The partner, parents and siblings were the most conflictive relationships, probably because they are the people who are normally part of our circle of trust. Therefore, the main drawback in the relationship was not receiving the support they expected, while they were willing to provide it. In practice, what bothers us the most is the lack of commitment and reciprocity in the relationship.
Unbalanced relationships drain our psychological energy
Continuous giving without receiving anything in return can be extremely exhausting. Being available to the others, often relegating our needs and priorities to the background, represents a huge psychological burden that can end up taking its toll.
We can run the risk of becoming eternal “givers”, people who renounce to the right to be happy to please the others, continually sacrificing for them without ever being rewarded. In those cases, difficult people become eternal “receivers.” They get used to receiving without any obligation or commitment, so that they end up becoming extremely demanding.
However, we cannot forget that giving makes us happy, but we also have the right to receive. Interpersonal relationships, especially the closest ones, should be a source of emotional support and validation. When only one person surrenders and commits, the balance gets broken and leads to a toxic relationship. Giving without receiving ends up generating frustration, disappointment and dissatisfaction.
Of course, it is not a question of limiting ourselves to giving only to those who have something to offer. It is about making sure that those importants for us, with whom we share our lives, can compensate in some way or another for our dedication. It is about knowing that that other person will be available when we need him or her, to help or simply listen and support us emotionally.
How to deal with difficult people and balance the relationship?

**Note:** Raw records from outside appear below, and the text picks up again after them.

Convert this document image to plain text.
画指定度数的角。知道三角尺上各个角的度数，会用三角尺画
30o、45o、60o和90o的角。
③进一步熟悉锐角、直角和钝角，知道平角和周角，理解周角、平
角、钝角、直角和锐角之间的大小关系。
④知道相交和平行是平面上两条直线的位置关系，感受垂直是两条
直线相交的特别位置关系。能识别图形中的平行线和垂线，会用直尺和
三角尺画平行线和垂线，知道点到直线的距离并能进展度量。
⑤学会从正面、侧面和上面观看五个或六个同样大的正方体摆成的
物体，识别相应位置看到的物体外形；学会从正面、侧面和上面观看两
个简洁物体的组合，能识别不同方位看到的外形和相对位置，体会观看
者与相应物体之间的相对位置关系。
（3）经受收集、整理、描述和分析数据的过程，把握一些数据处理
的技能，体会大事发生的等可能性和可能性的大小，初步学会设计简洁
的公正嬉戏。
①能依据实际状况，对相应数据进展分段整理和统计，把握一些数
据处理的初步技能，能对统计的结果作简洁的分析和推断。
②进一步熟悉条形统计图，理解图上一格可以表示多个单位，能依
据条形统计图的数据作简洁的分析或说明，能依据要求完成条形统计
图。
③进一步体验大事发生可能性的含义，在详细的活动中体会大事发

Interpersonal relationships are complicated and it is not always easy to find a balance. In the vast majority of relationships there is always a person who gives more, wants more or is willing to sacrifice more. In fact, the goal is not to achieve a strict quid pro quo but to find a balance in which our emotional needs are satisfied.
To do this, we must make clear our expectations. Expectations that are not communicated or agreed upon can end up ruining the relationships. It is very easy to make assumptions about what we expect someone to do for us and if that person does not meet our expectations, we feel disappointed and blame him or her.

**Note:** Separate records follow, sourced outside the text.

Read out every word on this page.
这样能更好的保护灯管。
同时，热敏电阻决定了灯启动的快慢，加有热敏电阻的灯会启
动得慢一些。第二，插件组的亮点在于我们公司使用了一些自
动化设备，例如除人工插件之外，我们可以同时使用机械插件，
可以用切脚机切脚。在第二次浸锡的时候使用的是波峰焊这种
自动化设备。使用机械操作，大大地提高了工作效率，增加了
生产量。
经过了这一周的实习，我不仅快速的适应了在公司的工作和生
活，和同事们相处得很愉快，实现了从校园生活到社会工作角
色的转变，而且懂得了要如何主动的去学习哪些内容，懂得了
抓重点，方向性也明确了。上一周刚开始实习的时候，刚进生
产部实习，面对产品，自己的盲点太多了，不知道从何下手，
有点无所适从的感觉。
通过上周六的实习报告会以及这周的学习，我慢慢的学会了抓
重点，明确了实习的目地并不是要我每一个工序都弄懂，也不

However, the key is to communicate and level the expectations, especially when dealing with a difficult person. We can structure that conversation around three key questions:
1. What can you expect from me? It is about telling that person what we are willing to do for him or her. We can show him or her how much we care and how much we love him or her, but also how far we are willing to go and what limits we are not going to cross for any reason.

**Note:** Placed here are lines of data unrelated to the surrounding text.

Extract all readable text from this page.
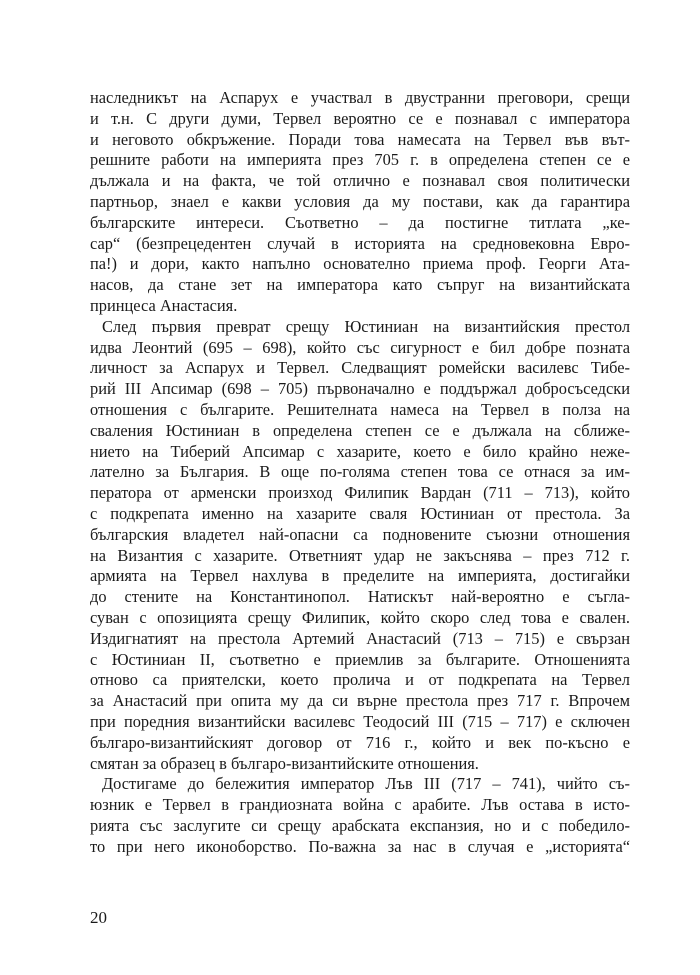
наследникът на Аспарух е участвал в двустранни преговори, срещи
и т.н. С други думи, Тервел вероятно се е познавал с императора
и неговото обкръжение. Поради това намесата на Тервел във вът-
решните работи на империята през 705 г. в определена степен се е
дължала и на факта, че той отлично е познавал своя политически
партньор, знаел е какви условия да му постави, как да гарантира
българските интереси. Съответно – да постигне титлата „ке-
сар“ (безпрецедентен случай в историята на средновековна Евро-
па!) и дори, както напълно основателно приема проф. Георги Ата-
насов, да стане зет на императора като съпруг на византийската
принцеса Анастасия.
След първия преврат срещу Юстиниан на византийския престол
идва Леонтий (695 – 698), който със сигурност е бил добре позната
личност за Аспарух и Тервел. Следващият ромейски василевс Тибе-
рий III Апсимар (698 – 705) първоначално е поддържал добросъседски
отношения с българите. Решителната намеса на Тервел в полза на
сваления Юстиниан в определена степен се е дължала на сближе-
нието на Тиберий Апсимар с хазарите, което е било крайно неже-
лателно за България. В още по-голяма степен това се отнася за им-
ператора от арменски произход Филипик Вардан (711 – 713), който
с подкрепата именно на хазарите сваля Юстиниан от престола. За
българския владетел най-опасни са подновените съюзни отношения
на Византия с хазарите. Ответният удар не закъснява – през 712 г.
армията на Тервел нахлува в пределите на империята, достигайки
до стените на Константинопол. Натискът най-вероятно е съгла-
суван с опозицията срещу Филипик, който скоро след това е свален.
Издигнатият на престола Артемий Анастасий (713 – 715) е свързан
с Юстиниан II, съответно е приемлив за българите. Отношенията
отново са приятелски, което пролича и от подкрепата на Тервел
за Анастасий при опита му да си върне престола през 717 г. Впрочем
при поредния византийски василевс Теодосий III (715 – 717) е сключен
българо-византийският договор от 716 г., който и век по-късно е
смятан за образец в българо-византийските отношения.
Достигаме до бележития император Лъв III (717 – 741), чийто съ-
юзник е Тервел в грандиозната война с арабите. Лъв остава в исто-
рията със заслугите си срещу арабската експанзия, но и с победило-
то при него иконоборство. По-важна за нас в случая е „историята“
20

2. What do I expect from you? In this case, we must communicate our expectations so that that person knows exactly what we expect from him or her, the level of commitment we demand from the relationship, and what degree of responsibility we would like.
3. What can we expect from the relationship? This is the most important point of the conversation because every relationship is a dyadic encounter of different expectations and demands. Perhaps the other person is not willing to commit to the point that we want and we need to know it to adjust our expectations. Or maybe that person was not even aware that he or she at some point let us down. Therefore, this is the moment when each person communicates what is expecting from the other and from the relationship, so to avoid misunderstandings.
Offer, S. & Fischer, C. S. (2017) Difficult People: Who Is Perceived to Be Demanding in Personal Networks and Why Are They There? American Sociological Review; 83(1): 111-142.